Calls have been made to bypass Te Tii Marae in the wake of this year's squabble over the Prime Minister's visit to Waitangi.

Pita Paraone, chairman of the Waitangi National Trust, has raised the issue after being approached by people who suggested the upper marae would be better placed to host the annual pre-Waitangi Day powhiri for Crown officials.

Former Labour MP Shane Jones has come out in support of Mr Paraone.

"It is disappointing that the leader of the Opposition would only be welcomed if he sang Pokarekare Ana," Mr Jones said.


A hui held at Te Tii Marae last week saw attendees vote 14-38 in favour of banning Prime Minister John Key from the marae.

However, marae trustees later decided to overrule the vote and invite Mr Key under the condition he would not talk politics. As a result, Mr Key refused to come.

"No tribe in the North gave the mandate to the trustees to decide the Crown can not come," Mr Jones said. "When the Crown comes to Waitangi, they come to the North."

He suggested the powhiri could be held at other marae such as Otiria's Tumatauenga, built in memory of the legendary 28th Maori Battalion, as it had been many years ago.

"I'm sure the [Te Tii] meanders along for 11 months and then in February it is like a possum in headlights. The idea that a hui comprising 52 people who voted should bind the entirety of Te Tai Tokerau - that's not Waitangi, that's wairangi (unbalanced)."

Mr Paraone said Te Whare Runanga, at the Upper Treaty Grounds, may be a better place to host the welcoming because the Waitangi National Trust was apolitical.

"I think it is all about leadership and at the moment that is lacking in the whole tribe," he said.

The lead-up to Waitangi Day may have focused on whether or not Mr Key was welcome at Te Tii Marae, but the day itself was filled with food, whanau, fun and culture.

Treaty Grounds visitor experience manager Mori Rapana urged New Zealanders who had not yet been to Waitangi on February 6 to "embrace their national day".

"It's easy to jump on the bandwagon of what you see in the media, the protests and a few minutes of disruptions, but you really have to come here to form your own impression of the experience and feel the wairua (spirit). You'll see it's completely different," he said.

Mr Paraone said about 25,000 people attended on Saturday and Mr Key's absence did not overshadow the successful day.

The day began with the dawn ceremony at Te Whare Runanga (the carved meeting house) on the Upper Treaty Grounds.

"I was pleasantly surprised just under 1000 people turned out [to the ceremony].
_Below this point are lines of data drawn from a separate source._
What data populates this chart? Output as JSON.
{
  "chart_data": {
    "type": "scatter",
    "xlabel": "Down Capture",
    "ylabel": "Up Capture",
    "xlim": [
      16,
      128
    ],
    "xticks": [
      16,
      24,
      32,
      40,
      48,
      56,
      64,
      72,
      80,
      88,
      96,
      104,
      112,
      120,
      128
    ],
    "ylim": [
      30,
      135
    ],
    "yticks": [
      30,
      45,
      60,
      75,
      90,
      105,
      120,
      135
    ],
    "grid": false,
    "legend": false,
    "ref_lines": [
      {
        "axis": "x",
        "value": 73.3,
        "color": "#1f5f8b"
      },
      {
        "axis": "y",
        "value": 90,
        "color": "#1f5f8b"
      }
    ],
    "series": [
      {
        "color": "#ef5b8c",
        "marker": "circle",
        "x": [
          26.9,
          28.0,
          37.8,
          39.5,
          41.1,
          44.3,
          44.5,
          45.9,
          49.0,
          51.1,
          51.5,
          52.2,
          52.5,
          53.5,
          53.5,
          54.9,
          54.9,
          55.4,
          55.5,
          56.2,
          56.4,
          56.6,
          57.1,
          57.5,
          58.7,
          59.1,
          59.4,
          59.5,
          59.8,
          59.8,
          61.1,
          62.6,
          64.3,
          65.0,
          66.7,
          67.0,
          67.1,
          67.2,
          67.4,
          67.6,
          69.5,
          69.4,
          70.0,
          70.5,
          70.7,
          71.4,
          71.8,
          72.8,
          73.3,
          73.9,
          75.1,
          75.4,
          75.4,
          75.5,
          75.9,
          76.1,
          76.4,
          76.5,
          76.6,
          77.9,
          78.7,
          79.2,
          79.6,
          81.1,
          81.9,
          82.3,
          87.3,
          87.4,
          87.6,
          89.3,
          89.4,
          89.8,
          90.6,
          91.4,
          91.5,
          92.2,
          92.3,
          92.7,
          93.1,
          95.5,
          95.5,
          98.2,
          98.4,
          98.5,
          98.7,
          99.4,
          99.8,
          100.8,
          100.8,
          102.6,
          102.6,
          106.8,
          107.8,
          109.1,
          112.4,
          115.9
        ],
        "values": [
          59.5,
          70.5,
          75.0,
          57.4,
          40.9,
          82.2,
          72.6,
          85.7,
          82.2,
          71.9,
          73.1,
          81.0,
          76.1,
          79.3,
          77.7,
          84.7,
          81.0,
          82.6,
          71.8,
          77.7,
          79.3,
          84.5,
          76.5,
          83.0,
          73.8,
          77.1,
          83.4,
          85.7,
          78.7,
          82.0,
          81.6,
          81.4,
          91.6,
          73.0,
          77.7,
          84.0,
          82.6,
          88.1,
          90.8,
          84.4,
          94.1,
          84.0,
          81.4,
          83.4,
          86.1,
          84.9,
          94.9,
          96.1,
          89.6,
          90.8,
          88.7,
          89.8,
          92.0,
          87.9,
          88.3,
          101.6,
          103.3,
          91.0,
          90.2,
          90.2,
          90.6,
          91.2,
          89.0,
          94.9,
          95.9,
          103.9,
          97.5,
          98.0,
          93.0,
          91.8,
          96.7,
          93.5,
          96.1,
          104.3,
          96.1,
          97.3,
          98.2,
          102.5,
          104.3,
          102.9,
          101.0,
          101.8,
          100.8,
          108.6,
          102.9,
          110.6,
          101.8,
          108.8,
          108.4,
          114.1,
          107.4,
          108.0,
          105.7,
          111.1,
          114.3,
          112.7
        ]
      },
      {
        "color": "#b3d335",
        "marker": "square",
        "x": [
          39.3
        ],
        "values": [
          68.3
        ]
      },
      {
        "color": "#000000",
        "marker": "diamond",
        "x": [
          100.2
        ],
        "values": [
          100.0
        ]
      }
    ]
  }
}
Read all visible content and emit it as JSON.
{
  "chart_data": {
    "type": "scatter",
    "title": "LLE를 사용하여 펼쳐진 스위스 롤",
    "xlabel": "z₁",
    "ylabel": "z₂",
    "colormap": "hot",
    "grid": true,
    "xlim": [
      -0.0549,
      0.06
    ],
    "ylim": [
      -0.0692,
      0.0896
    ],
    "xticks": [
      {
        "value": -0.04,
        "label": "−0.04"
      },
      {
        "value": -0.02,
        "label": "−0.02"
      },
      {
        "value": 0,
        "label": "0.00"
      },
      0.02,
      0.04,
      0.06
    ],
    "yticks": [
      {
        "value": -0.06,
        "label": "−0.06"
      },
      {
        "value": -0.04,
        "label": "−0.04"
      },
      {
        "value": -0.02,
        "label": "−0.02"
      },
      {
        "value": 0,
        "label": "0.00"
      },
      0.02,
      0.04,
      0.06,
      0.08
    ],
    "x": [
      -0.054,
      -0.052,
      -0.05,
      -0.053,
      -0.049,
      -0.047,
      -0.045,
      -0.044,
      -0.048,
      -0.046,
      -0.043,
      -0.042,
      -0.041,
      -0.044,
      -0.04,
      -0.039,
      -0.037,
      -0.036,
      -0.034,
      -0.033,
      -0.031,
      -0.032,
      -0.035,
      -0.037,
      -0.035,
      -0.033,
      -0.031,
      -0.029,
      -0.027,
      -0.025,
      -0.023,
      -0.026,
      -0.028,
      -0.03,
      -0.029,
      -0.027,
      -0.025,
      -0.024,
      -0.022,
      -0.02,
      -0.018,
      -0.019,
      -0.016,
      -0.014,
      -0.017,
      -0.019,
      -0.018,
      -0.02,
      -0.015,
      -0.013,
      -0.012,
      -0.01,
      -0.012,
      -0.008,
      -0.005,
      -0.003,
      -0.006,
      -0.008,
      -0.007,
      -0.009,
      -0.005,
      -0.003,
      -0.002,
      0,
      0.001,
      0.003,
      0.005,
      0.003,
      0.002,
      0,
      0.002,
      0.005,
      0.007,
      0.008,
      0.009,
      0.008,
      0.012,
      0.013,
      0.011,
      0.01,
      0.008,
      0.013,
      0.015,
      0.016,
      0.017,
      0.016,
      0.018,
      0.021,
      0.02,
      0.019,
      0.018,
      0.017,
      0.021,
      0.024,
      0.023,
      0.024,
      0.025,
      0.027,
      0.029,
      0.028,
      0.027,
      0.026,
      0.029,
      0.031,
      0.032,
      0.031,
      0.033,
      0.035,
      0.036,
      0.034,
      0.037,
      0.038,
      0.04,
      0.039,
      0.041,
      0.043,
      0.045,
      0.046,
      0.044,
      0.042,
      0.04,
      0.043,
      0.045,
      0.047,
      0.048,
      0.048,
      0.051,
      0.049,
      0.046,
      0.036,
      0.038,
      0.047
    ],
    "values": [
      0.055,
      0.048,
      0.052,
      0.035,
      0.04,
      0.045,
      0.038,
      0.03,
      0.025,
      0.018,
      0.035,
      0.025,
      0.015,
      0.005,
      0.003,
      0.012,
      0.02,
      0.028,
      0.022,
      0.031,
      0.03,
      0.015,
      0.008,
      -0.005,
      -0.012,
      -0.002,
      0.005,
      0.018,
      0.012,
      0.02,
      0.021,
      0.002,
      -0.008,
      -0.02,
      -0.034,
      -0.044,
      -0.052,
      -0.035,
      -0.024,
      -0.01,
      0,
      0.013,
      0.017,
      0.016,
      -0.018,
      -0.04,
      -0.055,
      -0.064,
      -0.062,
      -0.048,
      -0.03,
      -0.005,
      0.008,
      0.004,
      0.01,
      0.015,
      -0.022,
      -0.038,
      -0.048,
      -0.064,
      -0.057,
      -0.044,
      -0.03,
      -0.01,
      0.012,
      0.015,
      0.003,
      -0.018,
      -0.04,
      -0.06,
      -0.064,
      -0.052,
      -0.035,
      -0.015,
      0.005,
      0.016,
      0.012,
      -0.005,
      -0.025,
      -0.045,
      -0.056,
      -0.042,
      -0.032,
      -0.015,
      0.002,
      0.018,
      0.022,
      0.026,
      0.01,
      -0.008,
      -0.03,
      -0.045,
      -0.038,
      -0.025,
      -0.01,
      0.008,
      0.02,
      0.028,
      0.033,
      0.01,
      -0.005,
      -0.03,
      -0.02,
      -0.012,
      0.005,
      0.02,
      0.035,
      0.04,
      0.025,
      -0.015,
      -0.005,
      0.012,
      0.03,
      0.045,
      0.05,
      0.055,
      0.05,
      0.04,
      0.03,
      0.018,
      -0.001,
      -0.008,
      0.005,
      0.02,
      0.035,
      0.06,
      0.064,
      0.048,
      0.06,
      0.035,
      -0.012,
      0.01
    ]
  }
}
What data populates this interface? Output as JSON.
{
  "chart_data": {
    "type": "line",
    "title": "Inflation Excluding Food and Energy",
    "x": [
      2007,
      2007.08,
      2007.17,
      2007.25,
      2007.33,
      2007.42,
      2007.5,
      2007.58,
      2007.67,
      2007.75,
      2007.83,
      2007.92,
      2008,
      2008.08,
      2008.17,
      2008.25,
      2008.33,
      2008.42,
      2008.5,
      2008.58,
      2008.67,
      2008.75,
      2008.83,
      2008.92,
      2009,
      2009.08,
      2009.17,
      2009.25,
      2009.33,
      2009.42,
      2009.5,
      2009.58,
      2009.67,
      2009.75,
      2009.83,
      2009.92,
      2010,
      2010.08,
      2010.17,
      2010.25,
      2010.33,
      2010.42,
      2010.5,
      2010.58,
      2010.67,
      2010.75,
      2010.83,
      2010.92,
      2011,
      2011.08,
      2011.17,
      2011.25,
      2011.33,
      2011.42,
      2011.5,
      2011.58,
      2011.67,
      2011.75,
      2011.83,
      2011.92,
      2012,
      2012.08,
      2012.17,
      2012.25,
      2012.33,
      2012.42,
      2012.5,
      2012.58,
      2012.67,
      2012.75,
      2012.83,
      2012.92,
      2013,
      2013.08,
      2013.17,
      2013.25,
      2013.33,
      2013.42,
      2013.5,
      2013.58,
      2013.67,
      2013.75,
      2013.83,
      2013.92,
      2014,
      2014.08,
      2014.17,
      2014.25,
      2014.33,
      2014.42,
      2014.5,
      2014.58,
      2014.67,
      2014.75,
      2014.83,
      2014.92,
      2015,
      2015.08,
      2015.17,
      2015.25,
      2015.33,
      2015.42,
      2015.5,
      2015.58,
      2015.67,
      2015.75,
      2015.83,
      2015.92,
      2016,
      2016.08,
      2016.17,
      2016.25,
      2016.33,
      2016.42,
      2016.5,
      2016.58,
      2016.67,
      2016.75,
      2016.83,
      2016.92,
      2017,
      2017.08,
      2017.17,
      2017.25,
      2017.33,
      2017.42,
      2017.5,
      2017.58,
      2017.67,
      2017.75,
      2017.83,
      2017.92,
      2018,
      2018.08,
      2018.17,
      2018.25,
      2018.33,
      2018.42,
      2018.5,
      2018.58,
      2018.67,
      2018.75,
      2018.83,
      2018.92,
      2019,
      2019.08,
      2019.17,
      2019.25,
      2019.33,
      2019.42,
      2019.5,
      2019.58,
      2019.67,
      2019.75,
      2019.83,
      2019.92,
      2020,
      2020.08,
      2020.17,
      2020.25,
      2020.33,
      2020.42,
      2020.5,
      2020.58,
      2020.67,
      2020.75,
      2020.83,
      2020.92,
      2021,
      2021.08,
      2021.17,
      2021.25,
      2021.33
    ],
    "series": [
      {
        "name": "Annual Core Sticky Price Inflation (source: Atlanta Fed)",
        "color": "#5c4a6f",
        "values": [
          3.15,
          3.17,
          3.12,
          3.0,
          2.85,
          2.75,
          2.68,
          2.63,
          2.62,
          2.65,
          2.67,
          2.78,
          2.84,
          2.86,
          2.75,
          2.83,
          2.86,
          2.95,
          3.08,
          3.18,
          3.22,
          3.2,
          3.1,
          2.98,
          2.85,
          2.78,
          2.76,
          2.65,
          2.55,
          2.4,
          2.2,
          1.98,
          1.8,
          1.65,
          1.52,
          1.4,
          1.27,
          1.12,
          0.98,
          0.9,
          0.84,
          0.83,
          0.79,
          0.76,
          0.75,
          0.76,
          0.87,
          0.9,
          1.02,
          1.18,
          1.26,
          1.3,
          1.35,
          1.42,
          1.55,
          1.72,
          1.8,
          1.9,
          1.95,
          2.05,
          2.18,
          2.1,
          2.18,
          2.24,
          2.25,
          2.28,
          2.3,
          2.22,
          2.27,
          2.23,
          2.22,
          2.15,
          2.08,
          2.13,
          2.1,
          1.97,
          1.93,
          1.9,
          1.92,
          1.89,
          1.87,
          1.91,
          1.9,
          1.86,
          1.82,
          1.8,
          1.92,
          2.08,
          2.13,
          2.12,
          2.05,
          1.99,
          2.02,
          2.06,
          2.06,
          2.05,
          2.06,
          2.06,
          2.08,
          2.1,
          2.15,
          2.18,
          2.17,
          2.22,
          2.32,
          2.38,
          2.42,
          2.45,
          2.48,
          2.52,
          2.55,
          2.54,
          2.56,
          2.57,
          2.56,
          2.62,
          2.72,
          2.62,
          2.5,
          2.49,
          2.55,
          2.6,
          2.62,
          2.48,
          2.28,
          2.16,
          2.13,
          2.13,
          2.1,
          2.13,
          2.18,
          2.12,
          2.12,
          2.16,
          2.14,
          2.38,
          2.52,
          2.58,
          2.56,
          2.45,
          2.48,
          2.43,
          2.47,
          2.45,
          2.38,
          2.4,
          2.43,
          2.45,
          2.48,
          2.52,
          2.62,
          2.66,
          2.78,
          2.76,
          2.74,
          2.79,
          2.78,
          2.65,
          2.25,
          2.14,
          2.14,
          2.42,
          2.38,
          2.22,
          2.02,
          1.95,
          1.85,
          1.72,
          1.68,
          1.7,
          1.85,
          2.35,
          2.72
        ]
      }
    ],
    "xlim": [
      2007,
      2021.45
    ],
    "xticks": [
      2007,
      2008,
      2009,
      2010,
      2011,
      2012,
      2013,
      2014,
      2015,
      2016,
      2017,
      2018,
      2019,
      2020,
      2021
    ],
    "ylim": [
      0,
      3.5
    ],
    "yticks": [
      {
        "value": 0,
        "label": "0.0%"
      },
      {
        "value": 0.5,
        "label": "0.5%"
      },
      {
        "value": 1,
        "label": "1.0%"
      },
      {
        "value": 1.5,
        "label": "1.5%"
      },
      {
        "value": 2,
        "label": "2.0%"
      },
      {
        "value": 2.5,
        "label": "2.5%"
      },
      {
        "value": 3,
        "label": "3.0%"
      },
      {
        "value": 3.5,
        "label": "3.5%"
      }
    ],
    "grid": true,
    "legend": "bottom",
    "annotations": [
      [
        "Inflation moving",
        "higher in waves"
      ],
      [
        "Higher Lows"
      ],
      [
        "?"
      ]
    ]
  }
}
The wairua was very good," said Mr Paraone.

The turnout to this year's Waitangi event was down on last year's 35,000 visitors, however Mr Paraone said that was largely because of the weather.

Those who did attend told Mr Paraone, and Mr Rapana, they enjoyed the day.

By 10am about six waka lined Te Tii Beach, including Ngatokimatawhaorua, as the kaihoe (paddlers) lined up to perform a mass haka.

A crowd of about 200 people had gathered to watch. Kaihoe Ethan Smith had been participating in the waka fleet for 26 years. "It's a tradition and it's about remembering our tupuna," he said.

This year's hikoi focused on the Trans-Pacific Partnership trade deal. Up to thousands of protesters made their way from Te Tii Marae to Te Whare Runanga at about noon.

Of those taking part in the hikoi, few had come further than James Tahere. Originally from Opononi but now living in Takaka in Golden Bay, Mr Tahere left home 13 days earlier with the self-styled "Wizard of World's End" to protest the signing of the TPP trade deal.

The pair travelled by a combination of walking and hitch-hiking, picking up a few more supporters at Ratana Pa and taking part in the huge rally in Auckland on February 4, before finally reaching Waitangi.

Mr Tahere said their aim was to raise awareness of "what the TPP is really about", which he said was overseas corporations taking over New Zealanders' rights and freedoms.

It is believed no arrests were made during the two days of Waitangi Day festivities.